A la FCPE, on salue la dignité des mères voilées alors qu’on bafoue celle des directrices et directeurs d’école qui ne font que respecter l’éthique laïque. Je doute que les fondateurs de la FCPE, à laquelle j’ai moi-même appartenu pendant des années, eussent pris cette même position !
Quant à l’ancien ministre de l’Education nationale, Xavier Darcos, il rappelait le même jour que «… le choix des parents auxquels il est proposé d’accompagner les sorties scolaires doit se faire sans aucune discrimination ».
Mais de quelle prétendue discrimination s’agit-il ?
Ces parents qui insistent tant ces dernières années pour participer aux sorties scolaires se basent sur cette phrase de la loi du 15 mars 2004 : « La loi ne concerne pas les parents ». Mais on a imprudemment (ou volontairement) omis d’aborder la situation de l’accompagnement des sorties scolaires, autorisant ainsi diverses interprétations.
Certes, les parents peuvent assister aux réunions dans les classes, être élus au conseil d’école, venir à la kermesse ou à la fête de fin d’année en portant des signes ou des tenues qui manifestent ostensiblement leur appartenance religieuse. C’est leur droit et il faut qu’il soit respecté.
Toute autre est la situation de l’encadrement des sorties scolaires.

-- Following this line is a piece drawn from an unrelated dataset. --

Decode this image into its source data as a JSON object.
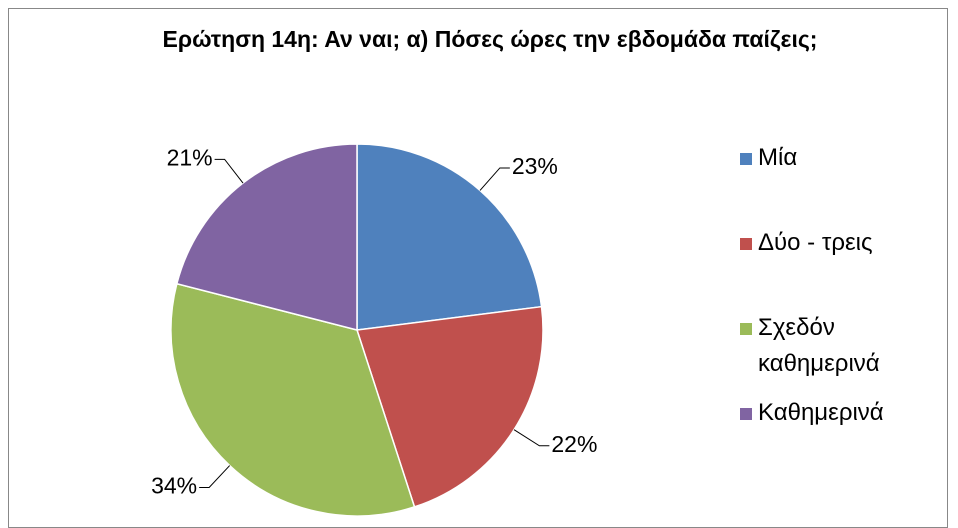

Là, il faut insister, on n’accompagne pas « son enfant » comme il est souvent réclamé, mais on encadre la classe et on aide le maître. Et si la maîtresse fait un malaise, c’est l’accompagnateur qui devra gérer la classe… Et si un enfant a un accident et que le maître doit appeler les secours, c’est encore l’accompagnateur qui devra s’occuper des autres élèves.
Dans la circulaire d’application de cette même loi du 15 mars 2004 il est précisé :
« Les agents contribuant au service public d’éducation, quels que soient leur fonction et leur statut, sont soumis à un strict devoir de neutralité qui leur interdit le port de tout signe d’appartenance religieux, même discret. ».
Evidemment, les parents qui aident à l’encadrement des sorties scolaires ne sont pas des agents du service public d’éducation mais ils y contribuent. Il faut vraiment qu’on admette cette réalité. De plus, l’Etat les couvre en cas d’accident.
Ils ne sont pas dans le cadre privé avec leurs propres enfants mais à l’école publique et, à ce titre, doivent se soumettre à un strict devoir de neutralité. Il n’est pas question de statut mais de fonction.
Et voilà qu’on nous rabâche à chaque fois le coup de la discrimination religieuse, du racisme et de l’islamophobie ! Les maîtres qui refusent la participation des mères voilées, tout comme ils refuseraient des parents montrant des signes de n’importe quelle religion, sont des enseignants de l’école de la République qui en défendent les valeurs. Et le respect de la laïcité en est une. Qui va s’en plaindre ?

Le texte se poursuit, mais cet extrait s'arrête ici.